Leadership Lab Kicks Off School Year

The Rivers Middle School has a long-standing commitment to teaching students about Rivers’ definition of leadership—to “be your best self and positively influence others”—so it is fitting that the first week of school is dedicated to those values in the form of Leadership Lab.
 
While the theme of the leadership activities changes a bit each year, the core of the program remains constant. The lab, which is structured around workshops the faculty have designed, culminates with a Leadership Festival of workshops that the eighth graders develop for the younger students that encourage them to not only understand Rivers’ definition of leadership, but to live it every single day.
 
“There are an infinite number of topics you can cover under the umbrella of our definition of leadership, especially when you combine it with the school’s core values of ‘integrity’ and ‘perseverance,’” said Middle School Dean of Students Sam Poland. “It’s about setting up the eighth graders to understand that they have a real responsibility to introduce these concepts to the sixth and seventh graders, to introduce them – or reintroduce them – to the type of community we want to have.”
 
The preparations for this integral first-week-of-school program begins in the spring when the Leadership Team, comprised of Mr. Poland and several other Middle School faculty members, meets to establish the week’s framework and organize workshops to carry out the overarching theme. Then, the week prior to the beginning of school, the eighth graders convene at Camp Nonesuch for their orientation and to begin developing their own workshops.
 
The beginning of the day at Nonesuch focuses on bringing the students back together as a class and getting all of the excitement of being back with their friends out of their systems before the sixth and seventh graders arrive at Rivers the following week.

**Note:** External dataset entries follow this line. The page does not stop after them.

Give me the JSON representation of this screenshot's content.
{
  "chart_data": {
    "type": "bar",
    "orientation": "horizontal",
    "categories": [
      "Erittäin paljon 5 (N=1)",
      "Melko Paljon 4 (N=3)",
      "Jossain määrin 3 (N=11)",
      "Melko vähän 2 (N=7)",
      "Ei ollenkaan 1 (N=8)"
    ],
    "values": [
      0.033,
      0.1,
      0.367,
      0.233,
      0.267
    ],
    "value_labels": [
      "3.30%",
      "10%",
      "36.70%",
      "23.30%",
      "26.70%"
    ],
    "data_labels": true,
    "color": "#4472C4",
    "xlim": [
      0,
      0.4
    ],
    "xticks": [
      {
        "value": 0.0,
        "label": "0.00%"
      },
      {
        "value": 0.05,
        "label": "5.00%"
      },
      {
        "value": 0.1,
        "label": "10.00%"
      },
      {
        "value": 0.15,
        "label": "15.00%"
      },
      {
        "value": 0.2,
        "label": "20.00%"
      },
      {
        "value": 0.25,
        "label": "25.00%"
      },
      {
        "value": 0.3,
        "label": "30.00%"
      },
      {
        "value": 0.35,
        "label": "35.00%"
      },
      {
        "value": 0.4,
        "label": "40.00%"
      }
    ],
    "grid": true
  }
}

The rest of the orientation program prepares them for the various leadership roles they are about to take on.
 
One such role is as the eldest member of a “family group” with younger students. For the sixth graders and new seventh graders, these family groups are their introduction to Rivers, and have a huge impact on how they feel going into their first days of school.
 
“We talk to the eighth graders about how to small talk and how to get to know someone through conversation with an activity at Nonesuch called ‘Big Small Talk,’ where they talk to a faculty member and then introduce that faculty member to the group,” Mr. Poland said. “Then during Leadership Lab's family time, the eighth graders role is to not only get to know the other members of their group, but also to make those sixth and seventh graders feel comfortable here at Rivers. They revisit these family groups several times throughout the year, so establishing that relationship early is important.”
 
On the final day of the Leadership Lab, while the sixth and seventh graders spend some time together in activities as individual classes, the eighth graders begin setting up and refining their workshops. The younger students then rotate through the various workshops, which vary from role-playing situations to skits with scripts that the participating students rewrite in order to demonstrate choices and actions that would better serve the community. Planning and running these workshops is important for the eighth graders to both teach and model Rivers’ definition of leadership.
 
“This opportunity empowers the eighth graders to embrace their role as leaders in the Middle School and to show the sixth and seventh graders that leadership and community isn’t some kind of top-down mandate – it’s something that the people within the community - their peers - really value,” Poland said. “It is a pretty powerful message to take time for Leadership Lab and not start classes right away, because I believe what we lose in class time we get back throughout the year."